Darren worked briefly as a stock boy at a grocery store, but mostly he sells drugs — soft stuff like pot and pills. He doesn’t have the connections or the muscle necessary to move crack or heroin, but he doesn’t really mind. That stuff is far more dangerous to work with, and he doesn’t need to earn that much. He crashes on couches, eats fast food, and spends the rest of his cash on booze and cigarettes. He has a child he never sees with a woman who nearly had him arrested for domestic abuse.
A Tale of Two Theories
Attachment theory, as defined by Dr. Mary Ainsworth, divides 12- to 24-month-old babies into three groups based on how they act in relation to their parents — when and how they seek comfort, the affection (or lack thereof) they display when their parents hold or play with them, and the degree to which they are comfortable exploring their environment. To distinguish between groups, Ainsworth represented each one by a letter, giving us attachment types A, B, and C. Each group of babies has developed a different and distinctly recognizable strategy to ensure that their attachment figure (parent) provides them with protection, comfort, and the necessities of life. Without a successful strategy for attachment to a caregiver, babies would be hopelessly alone and vulnerable to all manner of threats — disease, starvation, predators, and exposure to the elements. Attachment is therefore an evolutionary adaptation to ensure survival.

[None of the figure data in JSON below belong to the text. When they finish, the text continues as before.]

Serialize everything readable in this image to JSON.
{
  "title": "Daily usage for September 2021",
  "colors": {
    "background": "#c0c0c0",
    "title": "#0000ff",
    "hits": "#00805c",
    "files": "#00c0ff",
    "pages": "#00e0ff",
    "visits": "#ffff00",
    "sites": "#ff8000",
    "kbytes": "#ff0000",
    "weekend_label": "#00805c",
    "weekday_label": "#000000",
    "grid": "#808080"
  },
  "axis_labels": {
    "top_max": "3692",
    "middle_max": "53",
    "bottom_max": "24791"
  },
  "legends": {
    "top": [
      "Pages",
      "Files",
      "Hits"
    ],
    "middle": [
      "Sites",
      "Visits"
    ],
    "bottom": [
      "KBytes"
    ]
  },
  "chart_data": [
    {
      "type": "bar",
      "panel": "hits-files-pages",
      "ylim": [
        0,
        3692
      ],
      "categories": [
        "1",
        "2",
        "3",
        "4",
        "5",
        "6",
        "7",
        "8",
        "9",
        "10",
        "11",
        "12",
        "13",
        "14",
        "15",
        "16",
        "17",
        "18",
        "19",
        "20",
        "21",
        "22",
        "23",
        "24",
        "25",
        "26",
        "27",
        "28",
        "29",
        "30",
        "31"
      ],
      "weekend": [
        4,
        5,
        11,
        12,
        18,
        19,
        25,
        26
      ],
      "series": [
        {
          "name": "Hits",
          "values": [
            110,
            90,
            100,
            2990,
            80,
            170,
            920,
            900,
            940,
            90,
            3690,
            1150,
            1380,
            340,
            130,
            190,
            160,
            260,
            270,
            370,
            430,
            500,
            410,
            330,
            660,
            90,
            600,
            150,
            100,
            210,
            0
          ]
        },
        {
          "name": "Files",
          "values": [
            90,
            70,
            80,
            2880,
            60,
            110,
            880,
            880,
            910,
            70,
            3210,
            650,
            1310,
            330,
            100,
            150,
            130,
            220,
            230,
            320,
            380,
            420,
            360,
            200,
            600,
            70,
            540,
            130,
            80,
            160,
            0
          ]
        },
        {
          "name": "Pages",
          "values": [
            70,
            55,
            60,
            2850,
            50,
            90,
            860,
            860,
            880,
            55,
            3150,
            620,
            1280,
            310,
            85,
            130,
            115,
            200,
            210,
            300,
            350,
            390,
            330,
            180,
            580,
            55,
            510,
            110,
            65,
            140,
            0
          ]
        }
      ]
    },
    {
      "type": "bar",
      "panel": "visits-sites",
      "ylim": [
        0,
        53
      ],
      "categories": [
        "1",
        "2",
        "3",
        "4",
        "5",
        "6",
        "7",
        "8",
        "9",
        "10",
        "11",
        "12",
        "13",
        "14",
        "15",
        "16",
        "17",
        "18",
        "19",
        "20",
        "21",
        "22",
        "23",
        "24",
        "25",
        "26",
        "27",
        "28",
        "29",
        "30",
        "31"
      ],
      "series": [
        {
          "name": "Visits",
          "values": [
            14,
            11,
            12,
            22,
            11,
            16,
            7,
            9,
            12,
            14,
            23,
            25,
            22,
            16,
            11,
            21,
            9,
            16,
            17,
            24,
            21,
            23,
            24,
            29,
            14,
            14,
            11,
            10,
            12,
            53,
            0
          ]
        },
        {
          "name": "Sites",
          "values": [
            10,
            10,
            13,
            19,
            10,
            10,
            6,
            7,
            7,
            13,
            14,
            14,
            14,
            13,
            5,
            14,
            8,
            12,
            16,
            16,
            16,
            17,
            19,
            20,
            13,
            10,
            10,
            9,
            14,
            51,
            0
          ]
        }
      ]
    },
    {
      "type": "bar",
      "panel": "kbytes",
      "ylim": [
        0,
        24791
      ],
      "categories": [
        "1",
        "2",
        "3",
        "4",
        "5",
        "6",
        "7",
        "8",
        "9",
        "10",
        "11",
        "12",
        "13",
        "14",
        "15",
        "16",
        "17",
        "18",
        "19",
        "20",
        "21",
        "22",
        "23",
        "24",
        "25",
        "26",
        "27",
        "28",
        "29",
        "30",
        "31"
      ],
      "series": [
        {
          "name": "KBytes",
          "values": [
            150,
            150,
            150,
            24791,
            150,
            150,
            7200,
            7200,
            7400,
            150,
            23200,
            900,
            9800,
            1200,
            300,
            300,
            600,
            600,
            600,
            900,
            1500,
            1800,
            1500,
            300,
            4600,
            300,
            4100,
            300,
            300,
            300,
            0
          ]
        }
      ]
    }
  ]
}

Groups A, B, and C represent three distinct attachment strategies, each comprised of specific behaviours that children adopt in order to cope with and function in the world around them. The strategies derive from infancy but persist over the lifespan and affect behaviour and mental health into adulthood.
Type B children are securely attached. They are comfortable being left alone for short periods but happy to see their parents return. Type A children, called “avoidant,” tend to avoid contact with caregivers. They have come to expect neglect or disinterest on the part of their guardians, often because their early cries for attention have gone unheeded. As a result, they aren’t bothered by spending short periods of time on their own, nor do they seem at all excited to see their parents when they return. This is in direct contrast to Type C or “reactive/ambivalent” children, who fuss and cry upon being left alone for even a moment, but are not consoled by, and often show resentment toward, their parents’ presence. Type C behaviour is often a response to inconsistent or partial neglect — when a parent comes running at the first sound of their child in one instance, but leaves them unattended for hours in another. Type A behaviours, on the other hand, come from consistent neglect. Children whose parents never answer their cries or react indifferently to their presence learn to seek comfort from themselves, developing a fierce inward yearning for self-reliance and emotional numbness to outside caregivers. There is, we believe, another cause of Type A attachment: “Tiger” parenting. The Tiger Mother, a term popularized by Amy Chua’s 2011 book Battle Hymn of the Tiger Mother, emphasizes control, harsh discipline, and a relentless drive for scholastic pursuits in child-rearing. Proponents of Tiger Mothering argue that children lack the capacity for self-motivation needed to achieve their best, and a firm, strict, and unwavering pressure, applied by the parent, is necessary to make children reach their full potential. The parent becomes a kind of crucible, facilitating the high temperatures necessary to smelt a child’s raw components into a strong, successful adult. However, predicating affection purely on scholastic or musical success can create in a child an overwhelming need to please others. Using affection as a reward for good behaviour is essentially a sort of Pavlovian conditioning and leaves children with a fairly tenuous grasp on their self-esteem.